Romney hits Obama during upbeat return to Colorado
JEFFERSON COUNTY, Colo. — Making his first campaign appearance in Colorado in 52 days, Republican Mitt Romney blamed President Barack Obama for the nation’s slow economic recovery and said he would bring about more job growth as president.
“I think to understand how to create jobs, you need to understand business,” Romney told a crowd his campaign estimated to be about 7,000 people, gathered under the bright lights on an athletic field at D’Evelyn Junior and Senior High School.
“I do understand it, because I’ve lived it.”
Romney, who last visited Colorado for an Aug. 2 rally at the Jefferson County Fairgrounds, is scheduled to hold another rally in Pueblo on Monday before beginning a three-day bus tour in Iowa on Tuesday.
His running mate, Paul Ryan, will be campaigning in Fort Collins and Colorado Springs on Wednesday, the Romney campaign confirmed Sunday night.

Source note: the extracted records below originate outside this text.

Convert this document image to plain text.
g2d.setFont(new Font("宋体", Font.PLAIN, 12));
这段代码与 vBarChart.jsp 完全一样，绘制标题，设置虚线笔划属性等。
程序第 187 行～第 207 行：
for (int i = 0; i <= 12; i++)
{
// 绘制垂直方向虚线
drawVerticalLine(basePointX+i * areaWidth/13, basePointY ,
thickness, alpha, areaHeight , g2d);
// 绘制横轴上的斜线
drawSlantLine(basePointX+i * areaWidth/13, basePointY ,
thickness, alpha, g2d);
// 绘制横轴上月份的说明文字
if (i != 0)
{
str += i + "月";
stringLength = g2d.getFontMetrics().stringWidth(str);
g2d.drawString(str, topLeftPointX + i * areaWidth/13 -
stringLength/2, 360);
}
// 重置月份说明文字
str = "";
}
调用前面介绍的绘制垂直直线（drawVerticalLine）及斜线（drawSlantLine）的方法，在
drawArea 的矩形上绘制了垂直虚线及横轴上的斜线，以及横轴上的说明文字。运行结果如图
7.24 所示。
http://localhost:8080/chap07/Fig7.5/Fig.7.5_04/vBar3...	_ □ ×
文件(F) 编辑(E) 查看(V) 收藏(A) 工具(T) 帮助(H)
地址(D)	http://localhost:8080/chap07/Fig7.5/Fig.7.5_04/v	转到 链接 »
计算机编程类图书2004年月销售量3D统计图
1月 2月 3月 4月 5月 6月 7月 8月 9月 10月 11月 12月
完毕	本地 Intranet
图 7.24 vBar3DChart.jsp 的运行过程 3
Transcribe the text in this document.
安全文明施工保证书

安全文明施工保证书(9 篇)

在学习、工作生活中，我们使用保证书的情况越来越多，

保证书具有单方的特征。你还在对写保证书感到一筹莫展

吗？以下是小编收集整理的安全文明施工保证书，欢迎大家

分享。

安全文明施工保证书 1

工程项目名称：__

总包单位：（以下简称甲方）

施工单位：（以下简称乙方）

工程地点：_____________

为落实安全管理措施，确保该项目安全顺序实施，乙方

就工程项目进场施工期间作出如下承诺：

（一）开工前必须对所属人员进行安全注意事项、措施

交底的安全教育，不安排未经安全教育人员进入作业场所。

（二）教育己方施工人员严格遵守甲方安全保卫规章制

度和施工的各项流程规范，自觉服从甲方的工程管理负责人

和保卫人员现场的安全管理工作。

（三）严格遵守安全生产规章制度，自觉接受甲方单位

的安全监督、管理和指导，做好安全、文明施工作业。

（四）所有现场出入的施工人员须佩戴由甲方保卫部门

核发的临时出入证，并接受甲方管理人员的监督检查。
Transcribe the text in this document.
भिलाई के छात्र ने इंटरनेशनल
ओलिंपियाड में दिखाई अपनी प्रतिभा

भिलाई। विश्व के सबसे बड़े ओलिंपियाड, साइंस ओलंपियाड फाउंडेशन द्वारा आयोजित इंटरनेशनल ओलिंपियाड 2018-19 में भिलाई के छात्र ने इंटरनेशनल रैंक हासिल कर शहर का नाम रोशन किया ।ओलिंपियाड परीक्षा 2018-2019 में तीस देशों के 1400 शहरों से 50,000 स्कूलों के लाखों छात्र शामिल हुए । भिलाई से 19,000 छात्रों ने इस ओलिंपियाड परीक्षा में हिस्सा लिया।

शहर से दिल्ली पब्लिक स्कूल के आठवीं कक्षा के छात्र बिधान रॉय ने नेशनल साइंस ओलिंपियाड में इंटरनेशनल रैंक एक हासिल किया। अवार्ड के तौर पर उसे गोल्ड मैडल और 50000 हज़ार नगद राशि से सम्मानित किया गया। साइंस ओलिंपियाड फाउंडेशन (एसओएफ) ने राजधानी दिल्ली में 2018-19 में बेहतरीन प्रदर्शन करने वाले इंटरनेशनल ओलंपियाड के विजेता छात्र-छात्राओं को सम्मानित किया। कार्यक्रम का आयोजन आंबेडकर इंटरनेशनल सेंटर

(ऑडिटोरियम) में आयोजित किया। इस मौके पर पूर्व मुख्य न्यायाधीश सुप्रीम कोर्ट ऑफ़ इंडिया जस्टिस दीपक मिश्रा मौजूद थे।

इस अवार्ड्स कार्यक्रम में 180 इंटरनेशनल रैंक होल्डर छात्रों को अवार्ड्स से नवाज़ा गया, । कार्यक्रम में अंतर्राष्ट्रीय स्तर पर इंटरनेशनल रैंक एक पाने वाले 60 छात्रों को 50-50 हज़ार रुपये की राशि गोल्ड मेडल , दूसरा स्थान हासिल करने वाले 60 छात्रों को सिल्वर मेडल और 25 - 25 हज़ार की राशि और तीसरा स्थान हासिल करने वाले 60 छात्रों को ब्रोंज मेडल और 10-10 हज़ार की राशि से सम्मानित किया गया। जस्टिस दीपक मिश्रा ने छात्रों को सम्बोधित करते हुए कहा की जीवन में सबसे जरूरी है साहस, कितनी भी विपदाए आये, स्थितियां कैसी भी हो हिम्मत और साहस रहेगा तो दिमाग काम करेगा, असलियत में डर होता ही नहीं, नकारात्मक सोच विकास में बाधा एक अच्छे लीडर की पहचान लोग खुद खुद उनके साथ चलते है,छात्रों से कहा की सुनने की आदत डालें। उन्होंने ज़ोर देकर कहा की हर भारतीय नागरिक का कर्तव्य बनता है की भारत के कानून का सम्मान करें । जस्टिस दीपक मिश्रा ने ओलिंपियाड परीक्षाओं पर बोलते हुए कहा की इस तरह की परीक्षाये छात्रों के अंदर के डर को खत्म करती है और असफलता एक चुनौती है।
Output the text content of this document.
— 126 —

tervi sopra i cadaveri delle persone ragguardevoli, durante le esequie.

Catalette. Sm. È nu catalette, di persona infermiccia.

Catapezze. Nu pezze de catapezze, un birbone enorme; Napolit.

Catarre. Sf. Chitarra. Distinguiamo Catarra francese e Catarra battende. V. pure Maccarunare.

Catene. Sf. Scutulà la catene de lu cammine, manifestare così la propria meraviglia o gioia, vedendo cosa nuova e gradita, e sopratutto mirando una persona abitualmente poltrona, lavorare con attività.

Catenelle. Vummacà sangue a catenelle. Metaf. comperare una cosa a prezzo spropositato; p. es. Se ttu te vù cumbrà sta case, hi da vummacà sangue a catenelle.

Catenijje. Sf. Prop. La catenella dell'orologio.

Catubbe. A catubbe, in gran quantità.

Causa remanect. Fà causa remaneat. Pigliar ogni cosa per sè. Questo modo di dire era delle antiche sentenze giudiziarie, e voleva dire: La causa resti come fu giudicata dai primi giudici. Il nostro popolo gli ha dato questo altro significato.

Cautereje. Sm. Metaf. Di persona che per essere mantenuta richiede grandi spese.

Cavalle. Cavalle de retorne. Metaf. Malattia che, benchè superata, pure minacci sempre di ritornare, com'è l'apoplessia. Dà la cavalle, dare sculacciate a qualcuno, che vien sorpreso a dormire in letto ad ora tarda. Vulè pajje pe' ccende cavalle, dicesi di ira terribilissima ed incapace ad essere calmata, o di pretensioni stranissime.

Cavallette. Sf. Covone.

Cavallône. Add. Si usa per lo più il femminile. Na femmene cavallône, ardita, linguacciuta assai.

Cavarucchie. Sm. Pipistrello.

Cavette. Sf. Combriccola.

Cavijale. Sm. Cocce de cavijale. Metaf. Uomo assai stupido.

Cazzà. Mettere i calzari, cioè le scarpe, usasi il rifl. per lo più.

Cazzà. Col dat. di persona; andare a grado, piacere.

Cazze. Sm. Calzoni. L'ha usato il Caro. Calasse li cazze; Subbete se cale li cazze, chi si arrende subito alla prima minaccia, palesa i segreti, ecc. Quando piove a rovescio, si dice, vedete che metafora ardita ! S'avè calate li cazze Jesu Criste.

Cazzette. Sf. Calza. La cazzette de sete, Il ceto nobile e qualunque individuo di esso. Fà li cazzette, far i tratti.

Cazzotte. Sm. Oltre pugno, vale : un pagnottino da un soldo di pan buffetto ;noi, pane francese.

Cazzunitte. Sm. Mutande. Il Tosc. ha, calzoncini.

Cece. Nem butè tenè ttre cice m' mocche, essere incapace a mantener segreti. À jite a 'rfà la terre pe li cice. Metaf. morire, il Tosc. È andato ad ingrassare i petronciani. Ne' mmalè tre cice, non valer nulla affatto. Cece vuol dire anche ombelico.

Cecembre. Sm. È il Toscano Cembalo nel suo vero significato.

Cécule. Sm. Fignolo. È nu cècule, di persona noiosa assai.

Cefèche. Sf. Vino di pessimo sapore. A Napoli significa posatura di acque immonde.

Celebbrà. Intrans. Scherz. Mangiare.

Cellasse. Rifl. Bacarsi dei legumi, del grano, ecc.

“These promises he (Obama) has made, we don’t have to guess what the results are going to be,” Romney said. “We’ve seen the results, we don’t like the results, that’s why that man needs to get out of that office and let someone get there who will take America in a different course.”
Just moments before Romney took the stage, Public Policy Polling released a new survey of Colorado voters showing Obama leading Romney 51-45 in the state, up three points since their last survey three weeks ago.
With Obama appearing to open up a small lead in Colorado, as he has in other swing states like Ohio and Virginia, Romney promised to help clarify the choice before voters as he increases his stumping schedule and when he returns to Denver for the first presidential debate on Oct. 3.
Speaking to reporters on his plane Sunday en route to Colorado, Romney blamed Obama for mischaracterizing his positions and forcing him to take time setting the record straight.
“He’s trying to fool people into thinking that I think things that I don’t,” Romney told reporters on his campaign charter plane. “And that ends at the debates.”
Romney, who’s pushing for an across-the-board tax cut of 20 percent, told reporters that he doesn’t want to cut taxes for the rich, only for the middle class.
“He says I was in favor of liquidating the automobile industry – nothing could be further from the truth. He says I’m in favor of lowering taxes on wealthy people. No I’m not,” Romney said, taking issue with Democratic campaign commercials. “He keeps running these things even though he knows they’re wrong and saying them in rallies even though he knows they’re wrong.”
Romney is desperately trying to get back on offense after being buried last week by a video of his own comments at a private fundraiser where he described the 47 percent of Americans who don’t pay taxes as “dependent on government” and unable to be convinced “to take responsibility for their own lives.”
In his speech here, Romney avoided any reference to his 47 percent gaffe, eschewing his new line, “I’m for 100 percent of America.”
Outlining his five-point plan to strengthen the economy and create 12 million jobs in his first term, Romney also ripped Obama for a weak foreign policy.
“‘Leading from behind,’ that’s just another word for being a follower,” Romney said.